Dystonic storms and status dystonicus


Sometimes people with dystonic symptoms develop a rare condition called status dystonicus which is intense and frequent episodes of severe generalised dystonia. An individual episode of status dystonicus is called a ‘dystonic storm’ or ‘dystonic attack’. They usually occur in individuals who already have generalised dystonia.

Although the exact numbers are not known, it is thought that mild to moderate dystonic storms are a fairly regular experience for some individuals with generalised dystonia, especially if it is an acquired dystonia. Most severe cases of status dystonicus occur when generalised dystonia appears in combination with other neurological condition or metabolic conditions or if it is has been caused by a traumatic or infective event or trigger.

If a person’s swallowing or breathing is affected by a dystonic storm, they may require emergency medical attention. In very severe cases, there may be renal involvement and individuals may be admitted to an intensive care unit setting where they may be sedated with medication or need temporary mechanical ventilation to support breathing and allow relaxation of dystonic muscles.

Childhood dystonic storms, brittle dystonia and status dystonicus

In this situation, the child is in an unstable motor condition in which the dystonia suddenly flares up in severity, interrupting all normal activities and often requiring additional medication or initiation of an emergency care plan.

A simple scheme for dystonia severity assessment and planning (DSAP) has recently been published (Lumsden et al 2013) in which SAP also stands for ‘soon as possible’ to denote the urgency of getting the dystonia under control.

Five DSAP levels exist:

Level 1: Child sits comfortably and can participate as usual in their normal activities of the day

Level 2: The child cannot sit comfortably or tolerate sitting at all
If the child is constantly slipping from level 1 to level 2 we consider this to be unstable dystonia and the background management needs to be adjusted at home following telephone and outpatient consultations in the local hospital with usual paediatric team. If this happens several times a month, the dystonia may be described as ‘brittle’ in the same way as asthma may be referred to as ‘brittle’, necessitating emergency plans and frequent hospital reviews for advice to adjust medication.
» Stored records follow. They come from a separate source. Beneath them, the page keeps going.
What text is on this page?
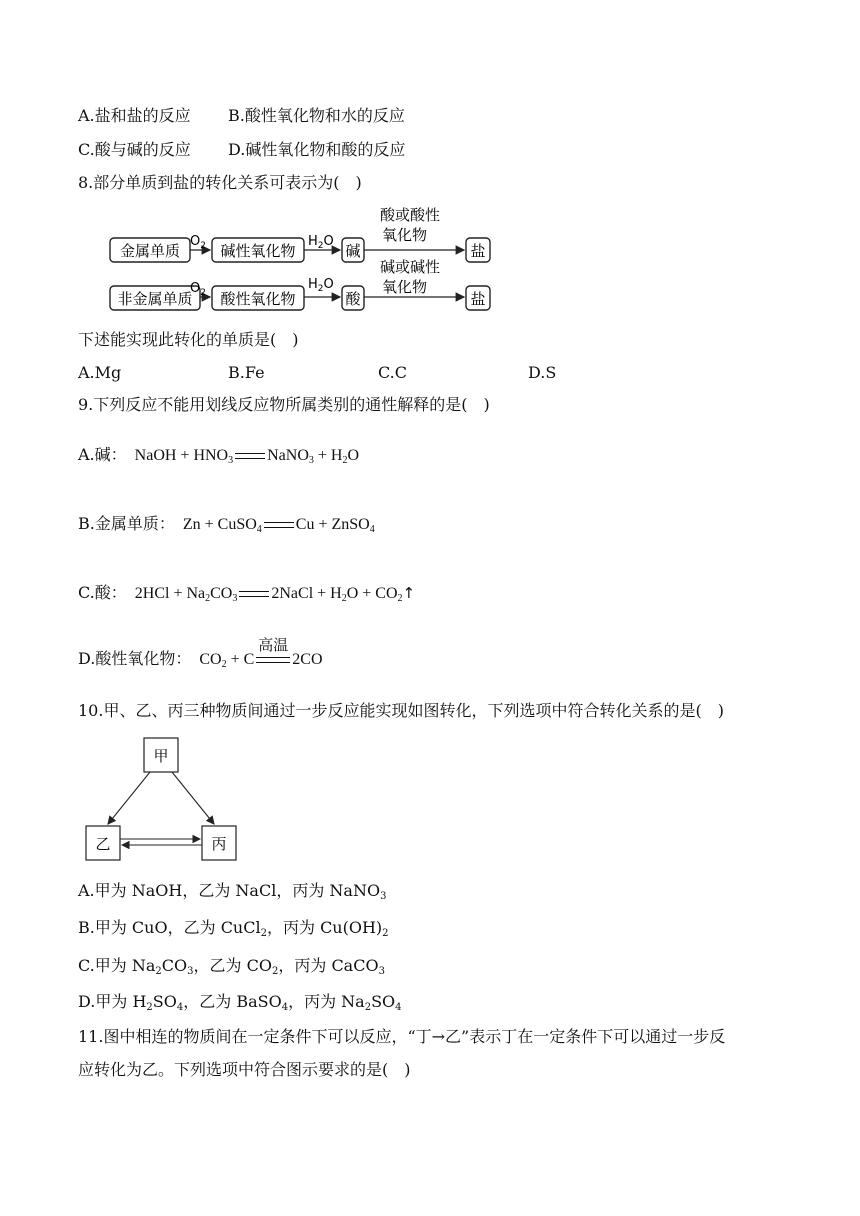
A.盐和盐的反应 B.酸性氧化物和水的反应
C.酸与碱的反应 D.碱性氧化物和酸的反应
8.部分单质到盐的转化关系可表示为(　)
金属单质
$O_2$ 碱性氧化物
$H_2O$
碱
酸或酸性
氧化物
盐
非金属单质
$O_2$ 酸性氧化物
$H_2O$
酸
碱或碱性
氧化物
盐
下述能实现此转化的单质是(　)
A.Mg	B.Fe	C.C	D.S
9.下列反应不能用划线反应物所属类别的通性解释的是(　)
A.碱： NaOH + $HNO_3$ NaNO$_3$ + $H_2O$
B.金属单质： Zn + CuSO$_4$ Cu + ZnSO$_4$
C.酸： $2HCl + Na_2CO_3$ 2NaCl + $H_2O$ + $CO_2↑$
D.酸性氧化物： $CO_2 + C$
高温
2CO
10.甲、乙、丙三种物质间通过一步反应能实现如图转化，下列选项中符合转化关系的是(　)
甲
乙	丙
A.甲为 NaOH，乙为 NaCl，丙为 NaNO$_3$
B.甲为 CuO，乙为 CuCl$_2$，丙为 $Cu(OH)_2$
C.甲为 $Na_2CO_3$，乙为 $CO_2$，丙为 CaCO$_3$
D.甲为 $H_2SO_4$，乙为 BaSO$_4$，丙为 $Na_2SO_4$
11.图中相连的物质间在一定条件下可以反应，“丁→乙”表示丁在一定条件下可以通过一步反
应转化为乙。下列选项中符合图示要求的是(　)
Level 3: The child has difficulty lying and sleeping
This is a potentially very dangerous condition and needs to be managed urgently in a children’s ward where underlying precipitating factors such as respiratory or urinary infections are excluded or if present, are managed with antibiotics. Dystonia-relieving medication, fluids and nutrition are also adjusted and the goal is to achieve good periods of sleep with medication where possible without depressing respiration.

Level 4: Excessive dystonic muscle contractions lead to sweating, fever, muscle damage, dehydration and poor urinary output and hypotension (low blood pressure). 
The child is managed in a High Dependency Unit (HDU). Nutrition, fluid and medication may need to be delivered by intravenous infusion or via nasogastric tube if the child is too sick to cooperate. In this condition, oxygen is often required by mask or nasal prongs.

Level 5: Multi-organ failure requiring support.  
There is marked muscle breakdown (known as rhabdomyolysis). Multi-organ support is required such as oxygen, mechanical ventilation, renal dialysis, management of clotting disorders and liver support, usually in the setting of a Paediatric Intensive Care Unit (PICU).  Deep sedation is essential and support of breathing as a consequence of this is almost invariable. Severe muscle breakdown can lead to renal and hepatic failure as well as disorders of blood clotting referred to as disseminated intravascular coagulation. There may be a need to completely paralyse muscles temporarily and artificially ventilate the child to prevent further muscle breakdown.

A practical guide to managing the child with Status Dystonicus or severe dystonia has recently been reported using the DSAP grades (described above) for guidance (Allen 2014). This guide helps management as the dystonia severity dictates but more work is required determine the best way
of terminating status dystonicus, a condition which may last days, weeks or even months and may be fatal in up to 10% of cases (Fasano 2012).

Last reviewed April 2014

The Dystonia Society provides the information on this page as general information only. It is not intended to provide instruction and you should not rely on this information to determine diagnosis, prognosis or a course of treatment. It should not be used in place of a professional consultation with a doctor.